Tarih derslerinin müfredatı ise özenle seçilmişti. Genellikle Osmanlı Devleti’nin başarıları, Osmanlı padişahlarının adaleti, merhameti ve hayatları ayrıca Osmanlı Devleti’nin İslam dünyasında sahip olduğu önemli mevki de anlatılırdı.
Bütün bunların yanı sıra Abdülhamid Osmanlı Devleti sınırları içinde yaşayan insanları bir arada tutmanın yegâne yolu olarak İslam dinini görüyordu. Bunun nedeni ise çok geniş bir coğrafyada bulunan Osmanlı Devleti’nin halkının tek ortak paydası İslam olarak göze çarpıyordu bununla beraber Osmanlı Devleti’nin ana hedefinin İslam’ı yüceltmek olması, Aşiret Mektebi’ne de yansıyor bütün namazların cemaatle kılınmasına ayrı bir özen gösteriliyordu.
Mektep bir süre sonra külliye halini aldı. Mektebin çevresindeki binalar cami, hastane, çamaşırhane, dikimhane haline getirildi. Mektep yavaş yavaş Sultan Abdülhamid’in istediği hale geliyordu. En başta Arap aşiretleri için açılan okul zamanla ünlenmiş bunun neticesinde okula Kürt ve Arnavut aşiretlerinin çocukları da okula kabul edilmeye başlanmıştı.

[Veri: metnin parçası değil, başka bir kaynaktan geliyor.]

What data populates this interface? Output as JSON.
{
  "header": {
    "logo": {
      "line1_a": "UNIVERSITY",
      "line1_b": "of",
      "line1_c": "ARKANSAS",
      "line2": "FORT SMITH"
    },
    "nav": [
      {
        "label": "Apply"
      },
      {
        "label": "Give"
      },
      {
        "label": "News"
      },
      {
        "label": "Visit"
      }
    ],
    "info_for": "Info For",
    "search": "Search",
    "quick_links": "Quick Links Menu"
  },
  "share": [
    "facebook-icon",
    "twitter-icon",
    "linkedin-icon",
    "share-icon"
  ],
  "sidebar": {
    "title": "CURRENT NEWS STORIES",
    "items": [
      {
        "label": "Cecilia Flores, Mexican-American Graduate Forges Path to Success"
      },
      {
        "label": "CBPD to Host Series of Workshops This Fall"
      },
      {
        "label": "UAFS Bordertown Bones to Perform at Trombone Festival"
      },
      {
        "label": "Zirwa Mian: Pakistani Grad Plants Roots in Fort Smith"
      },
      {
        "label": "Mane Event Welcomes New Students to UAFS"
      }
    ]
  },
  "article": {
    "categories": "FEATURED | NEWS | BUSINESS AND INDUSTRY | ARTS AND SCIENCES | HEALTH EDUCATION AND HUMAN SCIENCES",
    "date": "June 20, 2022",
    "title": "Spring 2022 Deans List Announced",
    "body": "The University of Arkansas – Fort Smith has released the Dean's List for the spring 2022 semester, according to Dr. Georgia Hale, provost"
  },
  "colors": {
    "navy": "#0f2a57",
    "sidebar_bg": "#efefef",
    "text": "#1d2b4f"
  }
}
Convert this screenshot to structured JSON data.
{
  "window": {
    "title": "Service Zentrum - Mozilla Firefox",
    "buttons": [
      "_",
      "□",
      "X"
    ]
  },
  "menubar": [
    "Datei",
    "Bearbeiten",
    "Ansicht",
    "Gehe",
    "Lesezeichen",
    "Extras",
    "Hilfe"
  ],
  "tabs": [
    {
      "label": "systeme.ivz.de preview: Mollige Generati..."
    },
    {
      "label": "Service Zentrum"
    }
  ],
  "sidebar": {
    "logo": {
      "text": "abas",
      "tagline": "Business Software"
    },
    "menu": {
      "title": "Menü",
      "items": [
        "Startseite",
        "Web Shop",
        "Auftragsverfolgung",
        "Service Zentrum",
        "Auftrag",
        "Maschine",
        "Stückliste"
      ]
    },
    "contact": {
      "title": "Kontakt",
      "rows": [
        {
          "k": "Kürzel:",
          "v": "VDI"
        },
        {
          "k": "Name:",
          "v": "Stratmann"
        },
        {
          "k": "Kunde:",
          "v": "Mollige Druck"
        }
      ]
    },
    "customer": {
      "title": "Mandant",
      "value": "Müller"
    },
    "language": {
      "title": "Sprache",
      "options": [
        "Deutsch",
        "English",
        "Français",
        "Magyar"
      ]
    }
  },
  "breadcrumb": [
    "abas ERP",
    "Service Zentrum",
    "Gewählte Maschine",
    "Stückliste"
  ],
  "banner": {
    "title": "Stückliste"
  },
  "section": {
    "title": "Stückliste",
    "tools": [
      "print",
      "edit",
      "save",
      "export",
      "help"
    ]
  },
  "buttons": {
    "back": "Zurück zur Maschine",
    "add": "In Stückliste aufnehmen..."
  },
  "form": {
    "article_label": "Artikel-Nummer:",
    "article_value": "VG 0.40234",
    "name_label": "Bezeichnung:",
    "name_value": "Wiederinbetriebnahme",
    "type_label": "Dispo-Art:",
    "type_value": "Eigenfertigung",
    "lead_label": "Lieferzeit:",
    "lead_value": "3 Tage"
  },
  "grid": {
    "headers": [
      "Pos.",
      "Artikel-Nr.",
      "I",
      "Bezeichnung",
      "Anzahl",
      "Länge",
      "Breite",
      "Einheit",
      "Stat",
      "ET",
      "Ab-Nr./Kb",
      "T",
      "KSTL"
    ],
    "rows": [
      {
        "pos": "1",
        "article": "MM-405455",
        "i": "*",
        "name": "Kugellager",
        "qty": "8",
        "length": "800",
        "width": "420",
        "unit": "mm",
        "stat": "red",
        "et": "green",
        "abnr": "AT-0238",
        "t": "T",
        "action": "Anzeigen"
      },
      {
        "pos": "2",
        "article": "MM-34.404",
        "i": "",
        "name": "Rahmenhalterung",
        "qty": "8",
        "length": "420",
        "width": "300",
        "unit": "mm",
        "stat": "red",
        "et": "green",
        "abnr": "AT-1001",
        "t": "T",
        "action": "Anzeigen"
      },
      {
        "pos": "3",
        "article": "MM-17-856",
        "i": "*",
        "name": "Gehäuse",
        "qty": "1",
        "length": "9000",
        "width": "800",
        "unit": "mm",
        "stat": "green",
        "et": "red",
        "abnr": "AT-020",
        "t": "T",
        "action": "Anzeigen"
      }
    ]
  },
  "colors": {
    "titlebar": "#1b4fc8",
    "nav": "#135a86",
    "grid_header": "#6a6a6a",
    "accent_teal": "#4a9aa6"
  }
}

Ancak her şey beklenildiği gibi gitmemeye başladı. Sultan Abdülhamid aşiret mektebini idare edecek kabiliyette idareciler bulamıyor, artan mevcut yüzünden masraflar karşılanamıyordu. Kürt ve Arap öğrenciler arasında çıkan tartışmalar da bu duruma tuz biber ekiyordu, hatta bu tartışmalar öyle bir boyuta gelmişti ki okul bahçesine geniş bir karakol binası inşa ettirildi.
Sultan Abdülhamid’in Osmanlı Devleti’ndeki ayrılmaları, kopmaları önlemek amacıyla kurduğu Aşiret Mektebi yabancı ülkelerin dikkatinden kaçmamıştı. Osmanlı Devleti bu projede başarılı olduğu takdirde aşiretlerin devlete bağlılığa artacak ve Osmanlı Devleti’ne karşı yürütülecek ayrılıkçı politikalar ağır darbe alacaktı.
Yabancı ülkeler bu durumun hemen farkına varıp mektebi karıştırma amacıyla mektebi bütün dünyaya kötüleyen haberler yapmaya başlayarak Sultan Abdülhamid’i baskı altına almaya çalıştılar, ayrıca mektebi karıştırmak adına birtakım ajanlar da görevlendirdiler.
Yabancı ülkelerin oyunları, maddi yetersizlik ve öğrenciler arasında yaşanan tartışmaların çoğalması üzerine Aşiret Mektebi 1907 yılında kapatıldı.
Sultan Abdülhamid’in çok inandığı Aşiret Mektebi projesi günümüzde hiçbir işe yaramamış girişimler kategorisinde gösterilmesine rağmen günümüzde hala devam eden sorunlara çok önemli çözümler sunmakta idi. Sultan Abdülhamid kendilerini Osmanlı Devleti’ne bağlı hissetmeyen aşiretleri eğitim yoluyla Osmanlı Devleti’ne bağlamak istemiştir ve bu yöntemle bir süre başarılı olmuştur. Bu başarıyı gören yabancı ülkeler ise Aşiret Mektebi’ne müdahale etmekte geç kalmamıştır.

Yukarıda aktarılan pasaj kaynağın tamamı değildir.